Economics is a social science that studies the production, distribution, and consumption of goods and services. The term derives from the Ancient Greek oikonomia, meaning the way to run a household, the know-how of an oikonomikos or household manager. The earlier name for the discipline was political economy, but since the late 19th century it has commonly been called economics.

How did Lionel Robbins define economics?

Lionel Robbins in 1932 defined economics as the science which studies human behaviour as a relationship between ends and scarce means which have alternative uses. He called the definition analytical rather than classificatory, focusing on the aspect of behaviour imposed by scarcity. This has been termed perhaps the most commonly accepted current definition of the subject.

What is the difference between microeconomics and macroeconomics?

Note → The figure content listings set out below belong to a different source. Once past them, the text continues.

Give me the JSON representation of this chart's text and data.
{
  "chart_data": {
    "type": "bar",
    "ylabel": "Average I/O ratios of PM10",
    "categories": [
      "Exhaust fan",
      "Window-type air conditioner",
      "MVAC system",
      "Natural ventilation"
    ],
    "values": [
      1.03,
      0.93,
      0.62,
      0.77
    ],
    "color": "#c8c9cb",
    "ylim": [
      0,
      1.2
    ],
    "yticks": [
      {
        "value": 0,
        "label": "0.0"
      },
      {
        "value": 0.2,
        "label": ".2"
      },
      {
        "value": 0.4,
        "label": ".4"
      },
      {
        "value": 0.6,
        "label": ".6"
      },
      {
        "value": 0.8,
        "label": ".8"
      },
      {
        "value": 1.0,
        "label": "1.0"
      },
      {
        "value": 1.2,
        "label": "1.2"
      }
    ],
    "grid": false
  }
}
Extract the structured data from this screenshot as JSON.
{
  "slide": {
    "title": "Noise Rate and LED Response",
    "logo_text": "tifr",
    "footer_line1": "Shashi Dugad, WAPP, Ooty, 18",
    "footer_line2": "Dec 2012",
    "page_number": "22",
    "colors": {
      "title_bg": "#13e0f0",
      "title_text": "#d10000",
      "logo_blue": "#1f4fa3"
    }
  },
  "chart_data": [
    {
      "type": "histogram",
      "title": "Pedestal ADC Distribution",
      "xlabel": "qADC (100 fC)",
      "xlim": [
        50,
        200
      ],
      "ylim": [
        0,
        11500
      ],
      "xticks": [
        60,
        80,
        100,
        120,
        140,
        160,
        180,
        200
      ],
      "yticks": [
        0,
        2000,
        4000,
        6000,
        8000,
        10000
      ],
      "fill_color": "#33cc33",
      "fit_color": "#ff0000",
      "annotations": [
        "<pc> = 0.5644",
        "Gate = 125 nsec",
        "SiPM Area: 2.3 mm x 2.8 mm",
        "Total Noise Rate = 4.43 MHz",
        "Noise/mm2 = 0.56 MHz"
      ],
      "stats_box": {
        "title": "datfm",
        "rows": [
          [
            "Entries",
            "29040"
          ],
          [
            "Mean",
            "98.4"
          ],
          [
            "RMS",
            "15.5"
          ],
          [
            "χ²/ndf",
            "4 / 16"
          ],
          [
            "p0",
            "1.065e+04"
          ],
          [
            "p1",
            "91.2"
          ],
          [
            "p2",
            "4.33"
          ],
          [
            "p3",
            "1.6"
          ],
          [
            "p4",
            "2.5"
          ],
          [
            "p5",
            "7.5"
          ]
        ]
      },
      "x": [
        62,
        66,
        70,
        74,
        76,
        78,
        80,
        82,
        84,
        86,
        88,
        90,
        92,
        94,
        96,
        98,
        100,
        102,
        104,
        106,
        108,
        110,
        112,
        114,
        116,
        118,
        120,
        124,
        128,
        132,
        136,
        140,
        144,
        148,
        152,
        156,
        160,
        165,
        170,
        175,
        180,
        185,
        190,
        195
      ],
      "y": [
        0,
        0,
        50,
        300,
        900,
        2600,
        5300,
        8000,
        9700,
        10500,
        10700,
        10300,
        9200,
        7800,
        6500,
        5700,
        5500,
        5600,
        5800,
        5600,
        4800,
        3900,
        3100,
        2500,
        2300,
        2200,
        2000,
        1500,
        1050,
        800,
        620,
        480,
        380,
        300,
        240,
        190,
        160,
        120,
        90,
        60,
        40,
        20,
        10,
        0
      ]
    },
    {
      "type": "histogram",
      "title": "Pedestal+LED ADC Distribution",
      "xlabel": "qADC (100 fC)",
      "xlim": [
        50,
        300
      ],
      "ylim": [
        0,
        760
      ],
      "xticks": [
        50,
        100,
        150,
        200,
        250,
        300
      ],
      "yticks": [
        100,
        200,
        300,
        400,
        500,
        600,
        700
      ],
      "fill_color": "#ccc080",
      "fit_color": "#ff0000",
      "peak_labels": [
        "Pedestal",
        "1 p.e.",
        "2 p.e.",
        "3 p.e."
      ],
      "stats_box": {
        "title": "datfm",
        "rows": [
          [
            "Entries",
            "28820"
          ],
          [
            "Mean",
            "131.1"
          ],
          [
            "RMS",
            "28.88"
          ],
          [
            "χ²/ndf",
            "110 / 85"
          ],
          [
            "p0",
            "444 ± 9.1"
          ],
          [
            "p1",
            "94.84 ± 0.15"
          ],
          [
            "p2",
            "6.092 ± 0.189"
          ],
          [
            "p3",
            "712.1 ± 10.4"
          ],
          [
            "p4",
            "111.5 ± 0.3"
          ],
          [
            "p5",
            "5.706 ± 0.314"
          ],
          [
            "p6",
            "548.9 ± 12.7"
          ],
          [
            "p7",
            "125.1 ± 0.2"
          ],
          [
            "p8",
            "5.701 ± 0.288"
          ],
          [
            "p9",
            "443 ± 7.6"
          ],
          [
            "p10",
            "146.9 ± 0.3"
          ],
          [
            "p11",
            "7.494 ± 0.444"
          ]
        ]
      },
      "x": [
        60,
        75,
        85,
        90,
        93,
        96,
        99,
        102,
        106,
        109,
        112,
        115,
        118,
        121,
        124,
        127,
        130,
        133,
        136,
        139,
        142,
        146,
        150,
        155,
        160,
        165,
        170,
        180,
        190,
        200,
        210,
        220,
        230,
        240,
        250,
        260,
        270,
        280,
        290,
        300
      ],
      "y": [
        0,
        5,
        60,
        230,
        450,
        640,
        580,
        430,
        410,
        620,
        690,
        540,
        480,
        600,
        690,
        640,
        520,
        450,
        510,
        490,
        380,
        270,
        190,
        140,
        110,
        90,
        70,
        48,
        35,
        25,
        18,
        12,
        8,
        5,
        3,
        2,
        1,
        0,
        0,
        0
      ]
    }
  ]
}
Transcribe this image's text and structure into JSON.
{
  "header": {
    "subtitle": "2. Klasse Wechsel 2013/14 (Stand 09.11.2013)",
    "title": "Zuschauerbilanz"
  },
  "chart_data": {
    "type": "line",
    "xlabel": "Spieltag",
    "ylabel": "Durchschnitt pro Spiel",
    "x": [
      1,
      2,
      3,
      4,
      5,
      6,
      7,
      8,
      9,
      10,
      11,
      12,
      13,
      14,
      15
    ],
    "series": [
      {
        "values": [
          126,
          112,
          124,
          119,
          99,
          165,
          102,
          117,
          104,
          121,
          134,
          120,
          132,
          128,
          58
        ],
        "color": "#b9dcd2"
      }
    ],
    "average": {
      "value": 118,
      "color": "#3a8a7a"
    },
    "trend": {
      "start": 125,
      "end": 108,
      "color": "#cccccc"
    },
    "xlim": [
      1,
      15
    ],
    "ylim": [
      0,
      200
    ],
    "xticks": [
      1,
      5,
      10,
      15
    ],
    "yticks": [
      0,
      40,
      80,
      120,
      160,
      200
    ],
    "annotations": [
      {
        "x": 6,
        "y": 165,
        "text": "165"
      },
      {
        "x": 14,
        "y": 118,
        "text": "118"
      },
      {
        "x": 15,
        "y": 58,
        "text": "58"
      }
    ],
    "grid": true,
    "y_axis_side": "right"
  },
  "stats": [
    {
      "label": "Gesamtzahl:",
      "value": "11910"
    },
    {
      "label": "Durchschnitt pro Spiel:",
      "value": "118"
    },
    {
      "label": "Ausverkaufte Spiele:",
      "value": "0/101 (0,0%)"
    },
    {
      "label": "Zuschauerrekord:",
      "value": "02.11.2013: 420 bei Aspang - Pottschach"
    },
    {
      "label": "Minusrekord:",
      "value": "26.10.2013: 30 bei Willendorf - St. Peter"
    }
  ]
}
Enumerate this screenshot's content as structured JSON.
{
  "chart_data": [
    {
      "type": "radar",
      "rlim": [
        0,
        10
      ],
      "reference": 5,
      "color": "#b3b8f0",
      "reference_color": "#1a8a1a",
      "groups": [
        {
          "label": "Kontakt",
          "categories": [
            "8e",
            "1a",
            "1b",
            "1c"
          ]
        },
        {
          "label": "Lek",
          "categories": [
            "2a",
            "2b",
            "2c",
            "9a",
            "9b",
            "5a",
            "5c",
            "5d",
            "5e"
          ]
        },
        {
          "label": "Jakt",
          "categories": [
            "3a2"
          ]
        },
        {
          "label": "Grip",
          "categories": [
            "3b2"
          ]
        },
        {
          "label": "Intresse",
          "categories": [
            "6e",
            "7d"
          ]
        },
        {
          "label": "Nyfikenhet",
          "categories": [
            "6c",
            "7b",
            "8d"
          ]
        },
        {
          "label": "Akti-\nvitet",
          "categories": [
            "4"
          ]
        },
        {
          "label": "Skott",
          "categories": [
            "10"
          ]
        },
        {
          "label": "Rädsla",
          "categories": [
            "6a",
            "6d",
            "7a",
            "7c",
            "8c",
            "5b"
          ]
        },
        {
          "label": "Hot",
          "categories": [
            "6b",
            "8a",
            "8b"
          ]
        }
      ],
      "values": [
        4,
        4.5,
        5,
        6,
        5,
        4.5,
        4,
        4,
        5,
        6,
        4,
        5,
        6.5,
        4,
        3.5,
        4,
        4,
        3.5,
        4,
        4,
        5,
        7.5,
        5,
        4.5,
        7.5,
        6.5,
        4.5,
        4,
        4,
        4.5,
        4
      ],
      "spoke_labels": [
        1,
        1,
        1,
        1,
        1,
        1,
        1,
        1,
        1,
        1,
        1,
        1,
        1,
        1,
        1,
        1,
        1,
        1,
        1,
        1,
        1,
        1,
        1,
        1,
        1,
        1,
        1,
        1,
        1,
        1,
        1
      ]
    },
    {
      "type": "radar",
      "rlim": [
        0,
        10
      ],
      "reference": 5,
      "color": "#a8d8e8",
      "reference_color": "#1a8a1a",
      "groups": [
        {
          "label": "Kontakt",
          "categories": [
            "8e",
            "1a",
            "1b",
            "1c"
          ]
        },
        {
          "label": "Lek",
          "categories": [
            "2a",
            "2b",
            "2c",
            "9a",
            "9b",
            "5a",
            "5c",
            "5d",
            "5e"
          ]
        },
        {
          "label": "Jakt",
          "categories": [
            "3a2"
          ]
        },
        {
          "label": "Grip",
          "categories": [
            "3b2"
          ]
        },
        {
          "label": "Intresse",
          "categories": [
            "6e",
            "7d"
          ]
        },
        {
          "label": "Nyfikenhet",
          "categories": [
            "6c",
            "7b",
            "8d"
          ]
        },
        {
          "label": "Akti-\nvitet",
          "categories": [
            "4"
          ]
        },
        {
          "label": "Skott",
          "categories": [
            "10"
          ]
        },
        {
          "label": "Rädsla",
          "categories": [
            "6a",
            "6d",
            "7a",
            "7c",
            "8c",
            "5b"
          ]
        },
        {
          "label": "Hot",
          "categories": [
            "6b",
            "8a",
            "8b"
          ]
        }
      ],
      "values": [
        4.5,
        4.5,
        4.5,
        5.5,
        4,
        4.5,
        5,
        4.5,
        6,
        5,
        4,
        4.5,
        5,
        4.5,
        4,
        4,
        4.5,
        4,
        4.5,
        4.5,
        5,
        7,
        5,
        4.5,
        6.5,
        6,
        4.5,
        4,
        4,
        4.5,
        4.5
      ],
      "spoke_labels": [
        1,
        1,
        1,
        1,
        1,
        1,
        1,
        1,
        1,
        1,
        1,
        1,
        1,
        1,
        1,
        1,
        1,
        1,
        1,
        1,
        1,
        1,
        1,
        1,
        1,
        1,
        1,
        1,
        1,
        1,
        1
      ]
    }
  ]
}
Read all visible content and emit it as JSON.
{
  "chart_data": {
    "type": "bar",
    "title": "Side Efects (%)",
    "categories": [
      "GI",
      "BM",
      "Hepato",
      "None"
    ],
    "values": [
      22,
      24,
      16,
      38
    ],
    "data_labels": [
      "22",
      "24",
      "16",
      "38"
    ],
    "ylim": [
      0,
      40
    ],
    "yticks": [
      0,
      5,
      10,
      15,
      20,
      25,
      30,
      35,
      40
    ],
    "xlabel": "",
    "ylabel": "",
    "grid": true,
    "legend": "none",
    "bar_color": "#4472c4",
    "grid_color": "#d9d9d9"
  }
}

Microeconomics analyses the basic elements of economies, including individual agents such as households, firms, buyers, and sellers, and the markets in which they interact. Macroeconomics examines economies as whole systems, studying aggregates like national income, the unemployment rate, and inflation, along with monetary and fiscal policy.

Why is economics called the dismal science?

Thomas Carlyle coined the dismal science in 1849 as an epithet for classical economics. The phrase is commonly linked to the pessimistic analysis of Thomas Robert Malthus, who in 1798 argued that population grows geometrically while food grows arithmetically, pushing wages down to subsistence.

Who founded modern macroeconomics?

John Maynard Keynes ushered in contemporary macroeconomics with his 1936 book The General Theory of Employment, Interest and Money. Written during the Great Depression of the 1930s, it argued that high unemployment might not be self-correcting because of low effective demand, and it advocated active monetary and fiscal policy responses.

What is the production-possibility frontier in economics?

The production-possibility frontier is a graphical representation of scarcity, opportunity cost, and efficiency, often illustrated with two goods such as guns and butter. Its negative slope means producing more of one good requires producing less of the other. A point inside the curve represents inefficiency, such as high unemployment during a recession, while a point beyond it is wanted but unreachable.